Kaspersky Lab jest oskarżany o współpracę z rosyjskimi służbami i przekazywanie im informacji na temat użytkowników, a nawet wykradanie plików z komputerów.
Aktualizacje Kaspersky Lab do sprawdzenia
Kaspersky, walczący o utrzymanie dobrej pozycji na rynku, zapowiedział przekazanie kodu swoich programów “niezależnym ekspertom”. Mają oni także sprawdzać przyszłe aktualizacje aplikacji. Program ma się rozpocząć w pierwszym kwartale przyszłego roku.
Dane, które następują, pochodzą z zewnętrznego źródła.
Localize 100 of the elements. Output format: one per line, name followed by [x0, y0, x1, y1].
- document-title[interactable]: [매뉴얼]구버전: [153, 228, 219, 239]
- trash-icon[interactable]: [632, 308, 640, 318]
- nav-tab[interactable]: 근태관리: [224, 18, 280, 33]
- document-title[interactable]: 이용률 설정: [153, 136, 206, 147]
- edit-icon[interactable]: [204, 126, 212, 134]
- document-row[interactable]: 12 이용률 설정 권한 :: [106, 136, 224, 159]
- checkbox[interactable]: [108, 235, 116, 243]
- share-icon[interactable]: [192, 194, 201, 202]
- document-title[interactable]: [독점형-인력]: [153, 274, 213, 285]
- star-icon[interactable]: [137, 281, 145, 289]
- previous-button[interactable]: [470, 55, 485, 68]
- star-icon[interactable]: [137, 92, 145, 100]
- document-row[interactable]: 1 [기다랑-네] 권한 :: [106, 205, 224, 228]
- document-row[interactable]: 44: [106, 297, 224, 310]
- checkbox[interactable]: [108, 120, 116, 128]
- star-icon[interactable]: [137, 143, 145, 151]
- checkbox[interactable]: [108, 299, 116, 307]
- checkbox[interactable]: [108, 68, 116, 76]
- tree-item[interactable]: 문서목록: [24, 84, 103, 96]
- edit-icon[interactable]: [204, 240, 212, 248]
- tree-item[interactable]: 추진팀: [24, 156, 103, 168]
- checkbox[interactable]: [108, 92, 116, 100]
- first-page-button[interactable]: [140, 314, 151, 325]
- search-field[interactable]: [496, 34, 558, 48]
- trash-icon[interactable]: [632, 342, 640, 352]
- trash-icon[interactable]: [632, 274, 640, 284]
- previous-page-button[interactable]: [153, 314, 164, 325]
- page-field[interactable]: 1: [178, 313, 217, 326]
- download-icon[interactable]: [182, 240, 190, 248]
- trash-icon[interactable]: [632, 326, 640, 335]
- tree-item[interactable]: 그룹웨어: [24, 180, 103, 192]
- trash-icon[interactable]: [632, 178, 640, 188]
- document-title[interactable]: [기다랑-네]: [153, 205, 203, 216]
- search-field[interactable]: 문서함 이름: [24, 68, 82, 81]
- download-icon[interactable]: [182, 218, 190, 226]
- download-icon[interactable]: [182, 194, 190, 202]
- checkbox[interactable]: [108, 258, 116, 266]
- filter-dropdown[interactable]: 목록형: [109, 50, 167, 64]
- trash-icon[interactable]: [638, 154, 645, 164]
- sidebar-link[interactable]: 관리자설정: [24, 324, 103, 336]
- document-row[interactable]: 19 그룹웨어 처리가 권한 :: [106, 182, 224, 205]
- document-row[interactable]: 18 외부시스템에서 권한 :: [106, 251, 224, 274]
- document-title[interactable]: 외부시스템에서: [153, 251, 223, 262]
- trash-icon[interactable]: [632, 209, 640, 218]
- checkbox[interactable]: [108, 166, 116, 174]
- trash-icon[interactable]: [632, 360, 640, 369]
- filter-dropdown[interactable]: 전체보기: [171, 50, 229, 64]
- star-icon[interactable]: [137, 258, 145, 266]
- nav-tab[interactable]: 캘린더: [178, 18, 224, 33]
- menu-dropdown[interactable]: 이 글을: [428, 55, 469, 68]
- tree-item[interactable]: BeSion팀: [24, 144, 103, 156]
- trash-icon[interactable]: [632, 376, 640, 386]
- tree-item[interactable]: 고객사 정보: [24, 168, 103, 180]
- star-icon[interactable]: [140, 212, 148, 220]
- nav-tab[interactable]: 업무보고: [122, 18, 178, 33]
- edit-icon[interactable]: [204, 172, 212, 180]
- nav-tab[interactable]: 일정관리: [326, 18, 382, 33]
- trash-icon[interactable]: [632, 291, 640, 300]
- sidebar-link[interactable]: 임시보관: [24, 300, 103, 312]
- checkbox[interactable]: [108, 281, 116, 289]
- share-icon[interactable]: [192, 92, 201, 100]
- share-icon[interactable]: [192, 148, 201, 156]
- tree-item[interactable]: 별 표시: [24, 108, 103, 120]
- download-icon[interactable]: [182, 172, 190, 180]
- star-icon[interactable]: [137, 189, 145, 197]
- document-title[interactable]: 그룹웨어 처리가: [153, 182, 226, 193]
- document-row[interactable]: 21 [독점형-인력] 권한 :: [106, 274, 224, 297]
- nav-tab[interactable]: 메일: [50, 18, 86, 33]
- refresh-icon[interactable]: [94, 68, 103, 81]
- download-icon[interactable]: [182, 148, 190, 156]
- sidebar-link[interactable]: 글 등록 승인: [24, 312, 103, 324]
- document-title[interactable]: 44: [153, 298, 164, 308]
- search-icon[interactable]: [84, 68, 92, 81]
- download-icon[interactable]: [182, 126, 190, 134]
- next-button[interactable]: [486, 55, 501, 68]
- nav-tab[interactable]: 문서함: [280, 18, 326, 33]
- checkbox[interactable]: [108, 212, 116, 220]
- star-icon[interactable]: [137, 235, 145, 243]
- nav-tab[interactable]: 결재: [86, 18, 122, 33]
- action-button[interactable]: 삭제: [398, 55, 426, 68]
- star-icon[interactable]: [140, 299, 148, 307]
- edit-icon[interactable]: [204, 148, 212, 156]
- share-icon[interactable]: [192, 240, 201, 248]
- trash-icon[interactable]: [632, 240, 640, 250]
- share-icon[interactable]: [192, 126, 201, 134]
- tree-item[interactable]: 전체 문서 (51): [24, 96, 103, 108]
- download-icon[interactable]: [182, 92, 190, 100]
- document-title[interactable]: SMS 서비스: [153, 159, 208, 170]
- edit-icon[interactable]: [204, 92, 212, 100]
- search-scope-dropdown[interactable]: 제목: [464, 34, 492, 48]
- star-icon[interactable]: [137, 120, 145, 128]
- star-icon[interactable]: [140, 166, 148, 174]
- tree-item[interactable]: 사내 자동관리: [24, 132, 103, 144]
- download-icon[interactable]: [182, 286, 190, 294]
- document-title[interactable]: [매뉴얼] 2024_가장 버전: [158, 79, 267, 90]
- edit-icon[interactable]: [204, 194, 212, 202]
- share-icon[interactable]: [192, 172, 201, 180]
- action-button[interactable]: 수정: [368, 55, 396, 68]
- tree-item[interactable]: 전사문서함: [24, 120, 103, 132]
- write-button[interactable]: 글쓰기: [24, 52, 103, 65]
– Nie mamy nic do ukrycia. Podejmując takie działania będziemy mogli zwiększyć zaufanie do naszej firmy i lepiej chronić ludzi na całym świecie – powiedział szef firmy Jewgienij Kaspierski. Systemy Kaspersky Lab stosuje ok. 400 mln użytkowników na całym świecie.
Zakaz korzystania z antywirusa Kaspersky Lab
W zeszłym miesiącu amerykańska administracja ogłosiła zakaz korzystania z oprogramowania Kaspersky Lab przez urzędy centralne. Podejrzenia dotyczące działalności rosyjskiej firmy są bardzo poważne. Według amerykańskich mediów, wywiad Izraela wykrył, że programy Kaspersky Lab mogą wykradać dane z komputerów. W ten sposób na utratę kluczowych dokumentów miała zostać narażona między innymi amerykańska Agencja Bezpieczeństwa Narodowego (NSA).
Rosjanie zaprzeczają tym doniesieniom i przekonują, że nie współpracują ze służbami.